In the dark days of scarce storage space, the prevailing metaphor for a hard disk (as seen by the user — we’re being screen essentialists, here) was an office. Data (datums) were individual documents; larger organizational structures were files, folders, briefcases and so on. The implication was that free space was a scarce resource, like desk space (note the stigma of a cluttered Desktop even on modern machines), and that data were to be considered individually. Increasingly, this paradigm is being modified; data is more like sand or cash, a continuous resource that occupies and permeates the free space of a storage medium. Meanwhile, free space has also changed, in subtler ways. I asked a few friends today whether free space on a hard drive was more like free space in a closet, or free space in a wallet. The more technically-minded of them were much more inclined to say “wallet”. Crucially, the more piracy-minded ones were especially likely to take that view.
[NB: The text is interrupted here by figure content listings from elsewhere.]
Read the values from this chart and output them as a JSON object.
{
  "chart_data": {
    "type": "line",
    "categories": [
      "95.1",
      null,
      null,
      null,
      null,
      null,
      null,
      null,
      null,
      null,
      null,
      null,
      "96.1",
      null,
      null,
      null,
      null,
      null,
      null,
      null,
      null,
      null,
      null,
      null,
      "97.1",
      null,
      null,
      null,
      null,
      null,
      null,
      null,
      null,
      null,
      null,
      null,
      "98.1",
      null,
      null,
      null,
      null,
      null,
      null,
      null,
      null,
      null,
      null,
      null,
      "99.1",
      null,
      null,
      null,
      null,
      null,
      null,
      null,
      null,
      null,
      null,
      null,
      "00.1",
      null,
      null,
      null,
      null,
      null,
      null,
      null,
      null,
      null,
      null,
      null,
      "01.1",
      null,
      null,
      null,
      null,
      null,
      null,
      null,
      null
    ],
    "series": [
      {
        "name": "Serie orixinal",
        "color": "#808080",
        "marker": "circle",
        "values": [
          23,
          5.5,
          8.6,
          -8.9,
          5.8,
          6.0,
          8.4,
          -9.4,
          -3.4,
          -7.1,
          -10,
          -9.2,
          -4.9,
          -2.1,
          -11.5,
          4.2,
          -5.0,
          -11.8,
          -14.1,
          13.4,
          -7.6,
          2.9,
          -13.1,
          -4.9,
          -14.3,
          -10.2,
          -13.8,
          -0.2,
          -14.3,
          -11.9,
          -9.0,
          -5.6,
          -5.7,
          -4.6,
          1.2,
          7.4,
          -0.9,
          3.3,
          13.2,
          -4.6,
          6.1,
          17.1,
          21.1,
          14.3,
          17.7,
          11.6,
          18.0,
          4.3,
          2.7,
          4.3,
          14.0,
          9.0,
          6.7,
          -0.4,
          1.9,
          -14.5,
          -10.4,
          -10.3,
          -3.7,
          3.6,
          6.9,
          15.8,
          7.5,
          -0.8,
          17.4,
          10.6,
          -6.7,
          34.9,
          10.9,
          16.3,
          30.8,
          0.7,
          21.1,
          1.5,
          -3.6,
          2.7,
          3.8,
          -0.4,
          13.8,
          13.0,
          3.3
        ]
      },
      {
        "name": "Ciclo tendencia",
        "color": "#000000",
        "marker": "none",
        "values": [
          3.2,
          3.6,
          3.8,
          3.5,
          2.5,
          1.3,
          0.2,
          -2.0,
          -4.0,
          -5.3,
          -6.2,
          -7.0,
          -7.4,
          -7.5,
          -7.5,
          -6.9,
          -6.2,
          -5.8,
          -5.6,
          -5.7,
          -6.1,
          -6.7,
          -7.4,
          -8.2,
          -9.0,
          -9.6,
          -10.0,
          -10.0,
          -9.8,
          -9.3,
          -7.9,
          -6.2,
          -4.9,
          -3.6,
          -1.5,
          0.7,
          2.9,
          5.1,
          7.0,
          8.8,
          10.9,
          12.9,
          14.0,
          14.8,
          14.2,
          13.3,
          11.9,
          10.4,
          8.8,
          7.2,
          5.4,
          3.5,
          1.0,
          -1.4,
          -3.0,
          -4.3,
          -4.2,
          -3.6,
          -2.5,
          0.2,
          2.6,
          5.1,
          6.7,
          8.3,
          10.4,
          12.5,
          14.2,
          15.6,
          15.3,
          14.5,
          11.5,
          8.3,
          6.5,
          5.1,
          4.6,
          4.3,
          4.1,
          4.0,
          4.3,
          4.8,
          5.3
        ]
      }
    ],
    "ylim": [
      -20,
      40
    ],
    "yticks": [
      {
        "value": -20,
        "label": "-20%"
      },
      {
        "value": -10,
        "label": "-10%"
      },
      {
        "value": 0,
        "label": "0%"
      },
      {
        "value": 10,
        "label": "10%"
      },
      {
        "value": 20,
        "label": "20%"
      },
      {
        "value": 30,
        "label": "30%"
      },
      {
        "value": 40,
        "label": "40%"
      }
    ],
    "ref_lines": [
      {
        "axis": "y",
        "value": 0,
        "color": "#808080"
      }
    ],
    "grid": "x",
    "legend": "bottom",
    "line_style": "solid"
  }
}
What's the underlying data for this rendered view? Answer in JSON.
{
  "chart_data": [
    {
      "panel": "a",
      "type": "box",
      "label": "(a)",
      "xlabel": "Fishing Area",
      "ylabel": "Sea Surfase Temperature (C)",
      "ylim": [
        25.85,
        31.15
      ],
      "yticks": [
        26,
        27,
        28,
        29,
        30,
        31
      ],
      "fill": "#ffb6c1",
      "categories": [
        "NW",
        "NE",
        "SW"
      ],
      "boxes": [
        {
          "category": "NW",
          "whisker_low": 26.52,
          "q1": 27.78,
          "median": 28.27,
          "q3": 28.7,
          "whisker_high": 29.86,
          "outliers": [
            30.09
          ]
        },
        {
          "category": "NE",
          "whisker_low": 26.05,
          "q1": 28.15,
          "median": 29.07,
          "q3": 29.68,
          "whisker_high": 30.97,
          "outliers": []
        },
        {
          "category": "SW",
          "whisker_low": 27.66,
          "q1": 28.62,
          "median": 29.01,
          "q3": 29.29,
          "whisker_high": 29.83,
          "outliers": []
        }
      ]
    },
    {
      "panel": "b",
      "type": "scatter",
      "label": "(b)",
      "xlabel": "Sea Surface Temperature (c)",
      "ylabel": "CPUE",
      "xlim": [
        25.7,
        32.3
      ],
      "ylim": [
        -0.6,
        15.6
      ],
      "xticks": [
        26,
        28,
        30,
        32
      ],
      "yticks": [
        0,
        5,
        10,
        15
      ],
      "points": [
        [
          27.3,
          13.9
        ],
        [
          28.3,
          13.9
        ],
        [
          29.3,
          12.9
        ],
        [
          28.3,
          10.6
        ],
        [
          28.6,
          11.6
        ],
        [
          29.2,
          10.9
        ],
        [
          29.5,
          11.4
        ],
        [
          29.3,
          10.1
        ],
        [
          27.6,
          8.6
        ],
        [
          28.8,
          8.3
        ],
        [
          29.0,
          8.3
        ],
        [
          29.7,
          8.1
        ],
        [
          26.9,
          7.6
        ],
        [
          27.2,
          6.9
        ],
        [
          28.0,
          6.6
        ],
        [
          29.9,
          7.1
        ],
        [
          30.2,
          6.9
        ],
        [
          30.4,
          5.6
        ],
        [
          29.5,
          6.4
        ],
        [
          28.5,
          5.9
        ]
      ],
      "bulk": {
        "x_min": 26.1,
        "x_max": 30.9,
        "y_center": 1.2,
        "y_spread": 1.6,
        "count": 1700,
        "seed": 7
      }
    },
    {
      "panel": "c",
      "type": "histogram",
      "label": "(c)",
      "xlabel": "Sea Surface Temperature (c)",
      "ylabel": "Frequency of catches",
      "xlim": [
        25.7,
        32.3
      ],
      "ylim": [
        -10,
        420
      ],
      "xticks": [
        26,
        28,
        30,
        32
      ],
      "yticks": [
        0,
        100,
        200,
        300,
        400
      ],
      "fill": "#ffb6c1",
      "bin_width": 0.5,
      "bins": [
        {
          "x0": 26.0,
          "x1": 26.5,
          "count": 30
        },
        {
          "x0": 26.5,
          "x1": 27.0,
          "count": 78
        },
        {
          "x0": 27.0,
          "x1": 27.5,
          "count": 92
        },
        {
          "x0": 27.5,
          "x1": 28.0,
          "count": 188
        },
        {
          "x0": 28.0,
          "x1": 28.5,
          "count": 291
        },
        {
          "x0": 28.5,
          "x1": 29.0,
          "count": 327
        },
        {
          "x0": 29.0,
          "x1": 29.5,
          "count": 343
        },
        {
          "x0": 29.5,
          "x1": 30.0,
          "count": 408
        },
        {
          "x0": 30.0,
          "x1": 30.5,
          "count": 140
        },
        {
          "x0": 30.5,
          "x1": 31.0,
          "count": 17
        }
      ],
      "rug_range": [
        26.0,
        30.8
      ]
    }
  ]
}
In such abundance, free space cries out to be occupied. If data is like water, free space is a sponge. But this permeability creates a demand that legal channels cannot fill. To be sure, high-definition movies and high-quality music fill space quickly, but a terabyte hard drive, full, represents thousands (or hundreds of thousands) of dollars of legal media files. Piracy is often associated with an attitude of obsessive data gluttony. A common joke is that “I heard a song I liked, so I downloaded their discography.” I don’t think piracy creates this attitude, though; I think it’s a response to it. Lawrence Liang and others largely focus on piracy as a response to necessity, such as that incurred by poverty or regional unavailability of cultural content. While this is a strong influence, it can’t explain the discography-paradigm of data overkill. By soaking up data, free space licenses and even encourages indiscriminate piracy: Why not download everything available? Free space exists to be filled, after all. In this sense, the permeability of free space implies a permittivity of free space. Together, they propagate a cultural wave of totally-accessible media, of Everything That Ever Was, Available Forever at the speed of light.